In order to enhance the Pinto’s reputation as a rolling flamethrower, Earl “Tom” Slick jacked it up to make sure that ANY rear end collision would hit the gas tank, and not just the ones caused by Stevie Wonder backing into the 6-inch yellow-painted steel pipe filled with concrete adjacent to the Wendy’s drive-thru window.

Oh, but then there are the snow tires that say either “Granola” or “Formula.” If the former, Earl is the whelp of hippy wannabes; if the latter, Tom has at least one PET Milk fan in his nuclear family. He gets some serious BM points either way.

Good God. There’s just too much to comment on, like the air dam with what appears to be a Life Motto: “To the House.” Maybe it’s “To the Mouse.” Or maybe it’s “To the Noose.” Doesn’t matter. It’s there, and it’s going to the thing that it refers to. Whew.

This is a classic Babe Magnet if there ever was one.

We haven’t even touched on Earl’s aluminum tower. Two lame Carter carburetors take the place of one lame Rochester on a homemade aluminum chimney.

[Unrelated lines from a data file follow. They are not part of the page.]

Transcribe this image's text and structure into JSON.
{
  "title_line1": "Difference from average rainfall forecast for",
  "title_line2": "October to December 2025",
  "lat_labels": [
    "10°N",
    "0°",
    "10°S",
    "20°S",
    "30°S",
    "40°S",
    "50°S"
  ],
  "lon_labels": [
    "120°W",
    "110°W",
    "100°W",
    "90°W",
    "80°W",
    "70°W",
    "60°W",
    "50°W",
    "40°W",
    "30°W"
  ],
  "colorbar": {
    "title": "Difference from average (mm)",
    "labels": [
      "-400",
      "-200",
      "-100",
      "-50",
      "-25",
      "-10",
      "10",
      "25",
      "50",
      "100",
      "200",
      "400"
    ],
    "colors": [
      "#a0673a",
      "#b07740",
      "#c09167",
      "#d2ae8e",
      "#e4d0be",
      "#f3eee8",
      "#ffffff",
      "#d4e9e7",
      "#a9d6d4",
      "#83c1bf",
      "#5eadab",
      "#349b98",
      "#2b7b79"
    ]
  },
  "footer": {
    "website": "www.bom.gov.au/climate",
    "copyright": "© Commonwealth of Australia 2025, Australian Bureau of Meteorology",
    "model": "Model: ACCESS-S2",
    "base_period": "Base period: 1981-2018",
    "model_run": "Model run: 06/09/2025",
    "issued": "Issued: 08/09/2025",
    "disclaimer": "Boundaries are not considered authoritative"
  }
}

We didn’t get to the sound system, designed solely for Brownsville Station’s greatest 8-track hit. We didn’t clamp down on Earl’s taste in sidewalk sirens/pavement princesses.

SO much left untouched and undone.

This BABE MAGNET deserves a second helping. Fill in the blanks with a Number Two pencil in the comments section below.

[UPDATE: The air dam inscription is “TO THE WOODS” and makes just about as much sense as the other interpretations. Oh, wait, maybe it’s “TO THE HOODS.” Hold on… “TO THE WOOS’S?” I dunno, Babs.]

[Pinto Blowage from here.]

Babe (I mean Bitch) Magnet

[Okay, we’re talking about Definition No. 1 in Webster ‘s Unabridged here. This post is about DOGS AND THEIR CARS.]

Opal, you hot little bitch! We’re off to the frisbee catchin’ competition, so quit yer yappin’ before I nip you in the hindquarters!”

Looks like Bowzer’s already caught one with his canine carriage of love. Gotta load of Cheese-N-Liver flavored MilkBones in the glove compartment, and a case of rawhide chews in the trunk, with Don Charles’ Singing Dogs, Howlin’ Wolf’s Greatest hits, and the full-length version of George Clinton’s “Atomic Dog” for later in the CD Player queue lineup.

Bow wow wow yippee yo yippee yay.

[Image from here.]

Babe Magnet: We Gonna Rock the Pavement

Actually, he’s about to start popping pavers, and unless he puts chocks under all four wheels he’s gonna end up in the pool on the other side of the fence.

Still, I wanna hear what THIS sounds like on THAT system. When this guy parks, all conversation stops south of the Aural Assault Vehicle (AAV), unless one is well versed in ASL, or you happen to be a quarter mile away and approaching from the north.

Rain? No worries. Just power it up, hit PLAY INDIE/TECHNO MIX, and raindrops are vaporized into winter dogbreath within a nineteen-foot diameter hemisphere, as the AAV self-propels itself down Interstate 10 on sound waves alone. Pure efficient genius.

Does he have a chance with the babes? Certainly, but in order to score he’s gonna hafta take requests and blast chick music with the volume set at 11. That’s when he risks being pounded into red applesauce by a dozen bikers roaring in from the next county over who don’t have an affinity for Hannah Montana.

Better stick with Hendrix and Steppenwolf, bro.